Frequently asked questions

How many quotes should I get?

Get at least three written, itemized quotes for any project over $1,000. One or two quotes give you no competitive baseline and give the contractor no pricing incentive. Three quotes also reveal whether one bid is missing scope items the others include.

What deposit is normal for a contractor?

A deposit of 10 to 30 percent of the project total is standard for most residential contractors. Anything above one-third upfront is a red flag - the Federal Trade Commission and state attorney general offices consistently list large upfront cash demands as a marker of contractor fraud.

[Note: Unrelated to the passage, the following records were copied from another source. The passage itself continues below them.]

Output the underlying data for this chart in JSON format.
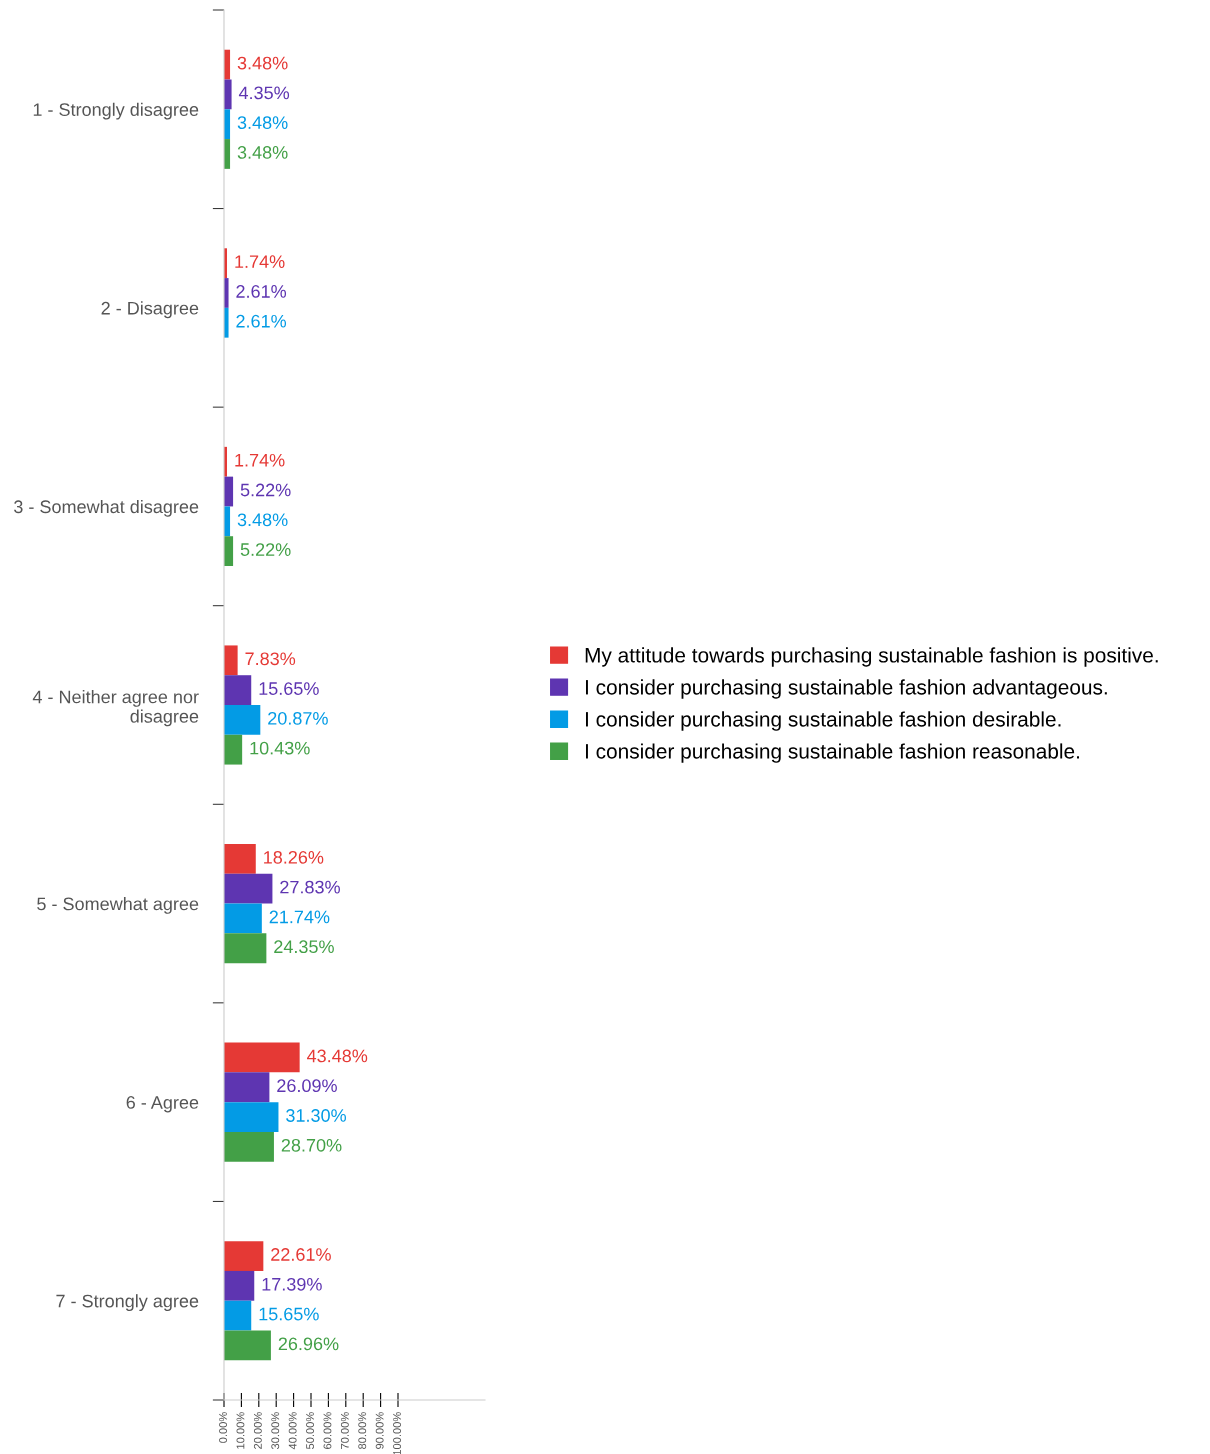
{
  "chart_data": {
    "type": "bar",
    "orientation": "horizontal",
    "categories": [
      "1 - Strongly disagree",
      "2 - Disagree",
      "3 - Somewhat disagree",
      "4 - Neither agree nor disagree",
      "5 - Somewhat agree",
      "6 - Agree",
      "7 - Strongly agree"
    ],
    "series": [
      {
        "name": "My attitude towards purchasing sustainable fashion is positive.",
        "color": "#e53935",
        "values": [
          3.48,
          1.74,
          1.74,
          7.83,
          18.26,
          43.48,
          22.61
        ]
      },
      {
        "name": "I consider purchasing sustainable fashion advantageous.",
        "color": "#5e35b1",
        "values": [
          4.35,
          2.61,
          5.22,
          15.65,
          27.83,
          26.09,
          17.39
        ]
      },
      {
        "name": "I consider purchasing sustainable fashion desirable.",
        "color": "#039be5",
        "values": [
          3.48,
          2.61,
          3.48,
          20.87,
          21.74,
          31.3,
          15.65
        ]
      },
      {
        "name": "I consider purchasing sustainable fashion reasonable.",
        "color": "#43a047",
        "values": [
          3.48,
          null,
          5.22,
          10.43,
          24.35,
          28.7,
          26.96
        ]
      }
    ],
    "value_labels": [
      [
        "3.48%",
        "1.74%",
        "1.74%",
        "7.83%",
        "18.26%",
        "43.48%",
        "22.61%"
      ],
      [
        "4.35%",
        "2.61%",
        "5.22%",
        "15.65%",
        "27.83%",
        "26.09%",
        "17.39%"
      ],
      [
        "3.48%",
        "2.61%",
        "3.48%",
        "20.87%",
        "21.74%",
        "31.30%",
        "15.65%"
      ],
      [
        "3.48%",
        null,
        "5.22%",
        "10.43%",
        "24.35%",
        "28.70%",
        "26.96%"
      ]
    ],
    "xlim": [
      0,
      150
    ],
    "xticks": [
      {
        "value": 0,
        "label": "0.00%"
      },
      {
        "value": 10,
        "label": "10.00%"
      },
      {
        "value": 20,
        "label": "20.00%"
      },
      {
        "value": 30,
        "label": "30.00%"
      },
      {
        "value": 40,
        "label": "40.00%"
      },
      {
        "value": 50,
        "label": "50.00%"
      },
      {
        "value": 60,
        "label": "60.00%"
      },
      {
        "value": 70,
        "label": "70.00%"
      },
      {
        "value": 80,
        "label": "80.00%"
      },
      {
        "value": 90,
        "label": "90.00%"
      },
      {
        "value": 100,
        "label": "100.00%"
      }
    ],
    "grid": false,
    "legend": "right"
  }
}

What are contractor red flags?

The most documented red flags are: demands for more than one-third upfront in cash, asking you to pull your own permits, no written contract, no verifiable license number, high-pressure urgency to sign today, and a price far below every other bid.

Do I need a written contract for a small job?

Yes, for any job over a few hundred dollars. Verbal agreements are difficult to enforce and leave price, scope, and timeline open to dispute. A one-page written scope with a payment schedule protects both parties and costs nothing to create.

What is a lien waiver and why does it matter?

A lien waiver is a document the contractor signs at final payment releasing the right to file a mechanics lien against your property. Without it, unpaid subcontractors or suppliers can place a lien on your home even after you have paid the general contractor in full.